Caciba: With its multiple rooms for drinking, watching bands, all covered with a cave-like rock, Caciba gets 13/10 for atmosphere, with extra points being given for the soundtrack, which pings from classic 1980s New Wave singles to modern indie and back again. Grab a cocktail—which even locals will tell you are reasonably priced—and a couch, and settle in for a relaxing evening. (You might occasionally have to shout to be heard—but hey, that’s bar life.) 

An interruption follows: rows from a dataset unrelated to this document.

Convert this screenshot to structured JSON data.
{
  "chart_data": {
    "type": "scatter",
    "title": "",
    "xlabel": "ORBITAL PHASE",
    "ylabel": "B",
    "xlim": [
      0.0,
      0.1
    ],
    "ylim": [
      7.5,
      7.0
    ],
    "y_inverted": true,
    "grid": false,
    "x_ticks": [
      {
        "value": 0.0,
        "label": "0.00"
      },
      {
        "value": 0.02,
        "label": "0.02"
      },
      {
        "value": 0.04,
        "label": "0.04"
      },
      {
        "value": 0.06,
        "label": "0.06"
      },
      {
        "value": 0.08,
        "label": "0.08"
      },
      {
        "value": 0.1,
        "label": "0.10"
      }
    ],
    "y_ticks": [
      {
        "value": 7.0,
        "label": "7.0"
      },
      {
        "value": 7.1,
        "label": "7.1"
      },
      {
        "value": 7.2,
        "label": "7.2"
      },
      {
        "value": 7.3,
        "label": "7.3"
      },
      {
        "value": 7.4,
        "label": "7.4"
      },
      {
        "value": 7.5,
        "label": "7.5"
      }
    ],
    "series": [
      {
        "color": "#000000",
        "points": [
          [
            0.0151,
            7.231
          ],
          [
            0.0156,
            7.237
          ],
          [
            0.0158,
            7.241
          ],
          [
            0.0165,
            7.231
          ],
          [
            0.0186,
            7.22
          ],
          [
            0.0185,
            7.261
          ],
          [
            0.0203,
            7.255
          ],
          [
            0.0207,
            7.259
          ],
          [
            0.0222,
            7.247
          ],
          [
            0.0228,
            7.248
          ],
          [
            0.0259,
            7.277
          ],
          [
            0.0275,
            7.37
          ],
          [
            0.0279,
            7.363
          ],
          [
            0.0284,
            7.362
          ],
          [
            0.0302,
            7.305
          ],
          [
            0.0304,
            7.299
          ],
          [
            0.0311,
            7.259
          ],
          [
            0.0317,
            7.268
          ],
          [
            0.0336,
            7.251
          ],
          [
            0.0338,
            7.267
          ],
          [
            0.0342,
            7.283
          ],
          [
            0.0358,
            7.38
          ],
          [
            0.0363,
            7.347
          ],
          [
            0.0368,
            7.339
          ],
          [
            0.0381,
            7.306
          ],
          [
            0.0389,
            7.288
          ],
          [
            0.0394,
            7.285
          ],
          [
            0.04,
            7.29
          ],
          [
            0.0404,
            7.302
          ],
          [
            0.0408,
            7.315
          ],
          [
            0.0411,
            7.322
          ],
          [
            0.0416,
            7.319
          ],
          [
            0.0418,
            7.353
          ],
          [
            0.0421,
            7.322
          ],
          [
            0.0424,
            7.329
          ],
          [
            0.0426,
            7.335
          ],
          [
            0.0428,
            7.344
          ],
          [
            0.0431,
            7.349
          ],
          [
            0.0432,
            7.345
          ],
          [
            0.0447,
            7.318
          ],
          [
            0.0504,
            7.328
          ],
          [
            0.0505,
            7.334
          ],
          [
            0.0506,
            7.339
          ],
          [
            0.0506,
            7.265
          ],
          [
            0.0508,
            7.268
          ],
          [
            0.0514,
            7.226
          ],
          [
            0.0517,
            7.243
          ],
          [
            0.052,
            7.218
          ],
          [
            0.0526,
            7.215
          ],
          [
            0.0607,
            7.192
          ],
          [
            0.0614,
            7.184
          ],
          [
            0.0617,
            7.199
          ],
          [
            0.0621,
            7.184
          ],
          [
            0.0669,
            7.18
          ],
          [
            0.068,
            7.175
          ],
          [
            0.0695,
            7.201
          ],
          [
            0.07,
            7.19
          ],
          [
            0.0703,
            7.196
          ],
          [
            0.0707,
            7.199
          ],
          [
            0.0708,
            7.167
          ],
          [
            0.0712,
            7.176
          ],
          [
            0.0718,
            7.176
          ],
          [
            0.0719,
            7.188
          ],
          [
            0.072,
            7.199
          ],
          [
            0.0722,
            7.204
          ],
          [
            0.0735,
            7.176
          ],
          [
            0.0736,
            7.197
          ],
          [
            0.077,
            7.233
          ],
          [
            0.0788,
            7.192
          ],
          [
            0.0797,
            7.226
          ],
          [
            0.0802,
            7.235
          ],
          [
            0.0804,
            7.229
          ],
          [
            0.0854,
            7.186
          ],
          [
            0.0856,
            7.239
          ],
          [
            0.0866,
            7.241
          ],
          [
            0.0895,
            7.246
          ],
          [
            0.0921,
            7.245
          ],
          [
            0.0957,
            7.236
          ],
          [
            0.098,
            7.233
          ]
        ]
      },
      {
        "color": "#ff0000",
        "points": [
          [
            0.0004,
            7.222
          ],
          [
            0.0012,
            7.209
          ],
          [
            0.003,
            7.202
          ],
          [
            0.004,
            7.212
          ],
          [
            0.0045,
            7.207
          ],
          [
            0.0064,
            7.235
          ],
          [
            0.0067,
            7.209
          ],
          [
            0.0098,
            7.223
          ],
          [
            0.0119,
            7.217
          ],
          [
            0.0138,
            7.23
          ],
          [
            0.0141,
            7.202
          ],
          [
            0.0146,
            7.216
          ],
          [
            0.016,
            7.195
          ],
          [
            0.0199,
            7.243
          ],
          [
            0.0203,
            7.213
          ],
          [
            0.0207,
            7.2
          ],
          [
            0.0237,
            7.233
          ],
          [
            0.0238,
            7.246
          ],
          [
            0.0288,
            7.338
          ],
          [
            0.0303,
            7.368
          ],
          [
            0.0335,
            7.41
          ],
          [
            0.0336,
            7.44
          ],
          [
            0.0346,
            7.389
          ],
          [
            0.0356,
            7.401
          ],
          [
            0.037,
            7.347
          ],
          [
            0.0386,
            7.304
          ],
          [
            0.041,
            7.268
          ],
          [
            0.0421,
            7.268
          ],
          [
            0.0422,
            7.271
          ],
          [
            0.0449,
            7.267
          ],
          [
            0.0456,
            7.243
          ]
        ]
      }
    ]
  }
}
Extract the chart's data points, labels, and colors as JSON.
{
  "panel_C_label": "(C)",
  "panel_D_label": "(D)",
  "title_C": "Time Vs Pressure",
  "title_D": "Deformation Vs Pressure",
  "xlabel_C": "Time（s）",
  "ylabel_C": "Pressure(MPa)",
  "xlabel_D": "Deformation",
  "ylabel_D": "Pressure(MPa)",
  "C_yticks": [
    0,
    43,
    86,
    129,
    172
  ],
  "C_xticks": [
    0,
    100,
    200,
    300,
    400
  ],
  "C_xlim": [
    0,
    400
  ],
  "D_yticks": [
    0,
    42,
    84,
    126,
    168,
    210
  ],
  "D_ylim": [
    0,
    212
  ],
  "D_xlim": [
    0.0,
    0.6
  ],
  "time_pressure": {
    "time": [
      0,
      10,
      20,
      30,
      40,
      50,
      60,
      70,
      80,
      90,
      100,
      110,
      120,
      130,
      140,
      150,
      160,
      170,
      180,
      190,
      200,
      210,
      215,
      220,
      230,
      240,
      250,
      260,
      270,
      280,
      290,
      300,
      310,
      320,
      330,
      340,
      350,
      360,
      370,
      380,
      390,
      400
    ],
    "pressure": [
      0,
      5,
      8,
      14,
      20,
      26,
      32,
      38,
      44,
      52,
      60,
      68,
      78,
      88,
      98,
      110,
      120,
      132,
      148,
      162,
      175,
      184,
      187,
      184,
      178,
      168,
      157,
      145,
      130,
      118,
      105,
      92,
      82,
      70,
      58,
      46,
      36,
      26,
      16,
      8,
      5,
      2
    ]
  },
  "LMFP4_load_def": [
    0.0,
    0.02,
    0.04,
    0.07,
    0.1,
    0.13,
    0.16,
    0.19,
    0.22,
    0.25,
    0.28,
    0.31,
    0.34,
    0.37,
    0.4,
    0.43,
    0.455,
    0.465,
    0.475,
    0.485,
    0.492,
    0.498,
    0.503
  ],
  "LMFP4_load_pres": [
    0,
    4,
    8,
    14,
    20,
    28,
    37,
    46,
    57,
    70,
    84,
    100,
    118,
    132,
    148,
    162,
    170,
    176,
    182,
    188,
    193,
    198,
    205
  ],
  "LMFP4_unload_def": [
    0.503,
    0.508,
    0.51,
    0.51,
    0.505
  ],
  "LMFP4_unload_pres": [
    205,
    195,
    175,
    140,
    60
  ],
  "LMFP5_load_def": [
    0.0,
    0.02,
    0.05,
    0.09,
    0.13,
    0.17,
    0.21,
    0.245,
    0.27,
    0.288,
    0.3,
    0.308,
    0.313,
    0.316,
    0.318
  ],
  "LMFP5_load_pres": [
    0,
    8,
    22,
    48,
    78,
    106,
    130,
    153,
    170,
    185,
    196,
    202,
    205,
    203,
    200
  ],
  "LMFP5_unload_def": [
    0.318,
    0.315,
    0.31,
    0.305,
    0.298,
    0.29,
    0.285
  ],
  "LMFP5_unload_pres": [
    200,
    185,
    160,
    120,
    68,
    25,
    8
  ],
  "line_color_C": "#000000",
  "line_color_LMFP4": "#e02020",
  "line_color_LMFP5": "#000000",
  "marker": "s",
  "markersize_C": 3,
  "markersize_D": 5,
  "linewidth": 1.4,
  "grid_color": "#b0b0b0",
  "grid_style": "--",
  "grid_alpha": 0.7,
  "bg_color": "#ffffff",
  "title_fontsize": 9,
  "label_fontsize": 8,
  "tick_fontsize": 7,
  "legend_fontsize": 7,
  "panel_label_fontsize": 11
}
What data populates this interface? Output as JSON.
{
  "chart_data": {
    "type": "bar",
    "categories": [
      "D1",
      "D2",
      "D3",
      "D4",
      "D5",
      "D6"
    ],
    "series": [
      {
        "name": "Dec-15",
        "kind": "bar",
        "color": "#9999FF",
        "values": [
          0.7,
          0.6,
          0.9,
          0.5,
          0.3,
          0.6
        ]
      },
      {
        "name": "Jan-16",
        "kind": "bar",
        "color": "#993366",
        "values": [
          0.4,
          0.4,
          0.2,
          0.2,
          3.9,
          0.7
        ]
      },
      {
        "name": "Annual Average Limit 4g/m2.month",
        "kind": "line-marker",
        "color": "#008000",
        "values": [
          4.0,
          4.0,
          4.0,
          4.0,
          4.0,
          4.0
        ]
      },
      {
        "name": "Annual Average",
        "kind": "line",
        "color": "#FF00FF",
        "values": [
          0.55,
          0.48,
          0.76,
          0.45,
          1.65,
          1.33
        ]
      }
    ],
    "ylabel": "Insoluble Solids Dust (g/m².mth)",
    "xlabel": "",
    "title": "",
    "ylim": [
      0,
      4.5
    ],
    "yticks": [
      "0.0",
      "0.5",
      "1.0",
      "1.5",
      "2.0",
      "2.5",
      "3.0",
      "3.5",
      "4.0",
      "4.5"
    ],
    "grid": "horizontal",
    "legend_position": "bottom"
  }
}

Camden: Camden is the kind of waterhole locals brag about. Which is understandable given its numerous concerts, comedy events, and Monday through Friday happy hours.  But it also doesn’t hurt that with its dark red wallpaper, dark wood furniture, and shelves of books, it looks like the kind of fancy parlor you’d want to spend a whole evening in, sipping spirits while discussing life, the universe, and everything in between. Settle in and order a Mama Juana or two. Just be careful—in a crowded bar shouting the name of this traditional Dominican rum cocktail can sound like you’re asking for a different, more illicit substance. (File under: learned the hard way.) 

Where to shop

La Alpargatería: You could justify going shoe shopping with the amount of walking you’ll be doing in Santo Domingo. But seriously, do you really need an excuse? La Alpargatería’s line of brightly colored clogs, low-cut sneakers, and sandals perfectly captures the island’s breezy style. All handcrafted, all local materials, and (probably goes without saying) all awesome. Bonus: Their store in the city also features a cafeteria featuring freshly mixed salads and a full bar—so after you’ve spruced up your shoe collection, you can also grab a bite. 

Diseño LocalFew designers capture the tropical spirit like Jose Duran. The heavy draping of the Dominican designer’s dresses, tunics, and pants show off the rawness of the fabric and create the perfect breezy yet sophisticated silhouettes that are likely to keep you cool on the hottest days. Diseño Local carries his designs, along with homeware, bags, and clothing from other like-minded artisans—because Santo Domingo is clearly not in want of artistic or artisanal talent.